We started our last full day at Tulemar with an in-room spa service of mud wraps and massages followed by more time in the sun.  That evening we packed up and went to Z Gastro Bar in Quepos for a final dinner.  The food was delicious there and we took advantage of their free shuttle service to and from our resort.  The next morning we were picked up bright and early and taken back to San Jose to the airport.  Our driver was very sweet and took us to this giant souvenir shop so we could pick up some last minute items outside of the city.  The rest of the trip ran smoothly.

I had a wonderful time in CR and would definitely go back.  I probably would pick a different hotel in Arenal, but other than that, I highly recommend every activity as well as Desafio as a tour company. The transportation was always spot-on and we were never uncomfortable with our driver or in our buses/vans.

Pura Vida!

Wednesday, February 24, 2016


I'm sitting here counting down the days, no hours, until I board the plane for Costa Rica!  I always feel like I really need to get away in February because of our cold New England weather and the after-holiday depression.  A little bit of sunshine and adrenaline will go a long way until my next adventure.

Speaking of adventures, I have a few more already lined up for this year.  In March, I will be headed down to Dallas to visit with some family and see the Dallas Blooms festival at the Arboretum.  That will only be a long weekend away, but only a few weeks later I will be going Down Under!  12 days in Australia (and possibly New Zealand).  I need to start planning this itinerary ASAP!  If anyone has any tips, please let me know.  

After that, I will be spending two weekends away for weddings: one in Orlando and one is Long Island.  I'll probably also make another family trip at some point.

I am definitely looking forward to this year! 

Friday, February 5, 2016

A Ski Day in NH

The Mountain View Grand Resort
There are so many options for skiing in New England that it is hard to choose where to stay.  You may remember from old posts that I am not so good at downhill skiing, and only recently took up cross country skiing instead.  Last year, my ski trip up to the White Mountains was cancelled because of a massive storm and rescheduled for May.  This year we barely got snow in January, so it was an easy drip up to Whitefield, NH to stay at the Mountain View Grand Resort.

We arrived around noon on Sunday afternoon.  There were not a lot of signs a long the way, but it wasn't difficult to find the hotel.  It is a large beautiful yellow resort sitting atop a hill with a windmill looming in the sky overhead.  The parking lot had plenty of space, but unfortunately our room was not ready yet.  We pulled on our ski pants and walked out to the pro shop to pickup our rental gear and hit the trails.  The rental was $16/adult and we were out on our skis in no time.  Unfortunately, there wasn't too much snow, but we still were able to enjoy ourselves as we navigated through the woods.  The trails were well marked and by the time we were done for the day, our room was ready.

The lobby was nice, but not as grand at the Omni Mt.
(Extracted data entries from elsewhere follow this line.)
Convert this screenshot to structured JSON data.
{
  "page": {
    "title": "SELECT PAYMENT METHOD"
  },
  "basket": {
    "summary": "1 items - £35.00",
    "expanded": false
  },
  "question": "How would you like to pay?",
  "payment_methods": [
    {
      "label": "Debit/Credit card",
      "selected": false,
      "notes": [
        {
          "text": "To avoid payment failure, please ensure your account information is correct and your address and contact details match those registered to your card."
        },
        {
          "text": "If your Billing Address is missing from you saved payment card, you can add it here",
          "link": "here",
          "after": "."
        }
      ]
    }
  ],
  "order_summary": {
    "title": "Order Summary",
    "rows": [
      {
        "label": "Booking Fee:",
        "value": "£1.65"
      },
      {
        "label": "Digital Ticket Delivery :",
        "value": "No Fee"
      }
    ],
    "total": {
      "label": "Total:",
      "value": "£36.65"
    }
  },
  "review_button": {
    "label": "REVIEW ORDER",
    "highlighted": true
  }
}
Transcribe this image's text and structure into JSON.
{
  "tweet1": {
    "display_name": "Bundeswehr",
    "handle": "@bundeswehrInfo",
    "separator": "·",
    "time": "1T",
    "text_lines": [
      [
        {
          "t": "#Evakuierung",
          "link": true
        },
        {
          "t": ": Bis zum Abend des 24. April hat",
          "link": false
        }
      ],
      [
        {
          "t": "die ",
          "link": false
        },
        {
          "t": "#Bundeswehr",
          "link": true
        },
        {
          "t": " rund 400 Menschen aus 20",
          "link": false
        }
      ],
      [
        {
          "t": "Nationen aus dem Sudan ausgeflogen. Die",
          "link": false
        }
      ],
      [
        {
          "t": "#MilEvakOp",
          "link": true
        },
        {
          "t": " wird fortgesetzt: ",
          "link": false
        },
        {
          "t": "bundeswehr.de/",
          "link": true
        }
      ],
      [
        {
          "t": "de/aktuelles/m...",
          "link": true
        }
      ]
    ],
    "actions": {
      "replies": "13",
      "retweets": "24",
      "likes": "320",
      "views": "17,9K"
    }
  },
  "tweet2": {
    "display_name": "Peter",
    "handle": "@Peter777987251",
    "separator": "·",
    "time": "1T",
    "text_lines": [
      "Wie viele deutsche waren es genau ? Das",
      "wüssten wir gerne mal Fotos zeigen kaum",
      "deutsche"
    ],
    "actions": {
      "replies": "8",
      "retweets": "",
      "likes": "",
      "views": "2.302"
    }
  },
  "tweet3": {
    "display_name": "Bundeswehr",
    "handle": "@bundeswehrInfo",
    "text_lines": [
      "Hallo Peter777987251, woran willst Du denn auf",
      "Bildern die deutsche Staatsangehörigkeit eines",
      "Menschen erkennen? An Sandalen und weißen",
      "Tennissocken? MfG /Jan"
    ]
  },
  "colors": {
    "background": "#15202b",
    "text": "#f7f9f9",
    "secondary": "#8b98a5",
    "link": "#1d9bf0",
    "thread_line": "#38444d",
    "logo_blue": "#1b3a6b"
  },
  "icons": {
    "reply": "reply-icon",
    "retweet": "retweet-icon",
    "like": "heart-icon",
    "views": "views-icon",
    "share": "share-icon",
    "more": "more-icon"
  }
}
Washington.  On the other hand, our room here was beautiful and much nicer than the Omni.  We had a beautiful corner room with awesome views of the mountains.  We walked around the property a bit before ending up in the 1865 Wine Cellar for a wine tasting.  Our selections were a New Zealand Sauvignon Blanc and a Chianti Classico.  The wine cellar was very romantic; we came back later that night for dinner.

The next morning, we woke up early and went out to the farm for a "Meet the Farmer" talk.  The farmers took us through the barn and let the kids pick some eggs and pet the goats.  I also pet some goats because I couldn't resist.  After the talk, we had a delicious buffet breakfast before heading back home. It was a nice little day up in the White Mountains, but I'm still undecided on which resort I like more!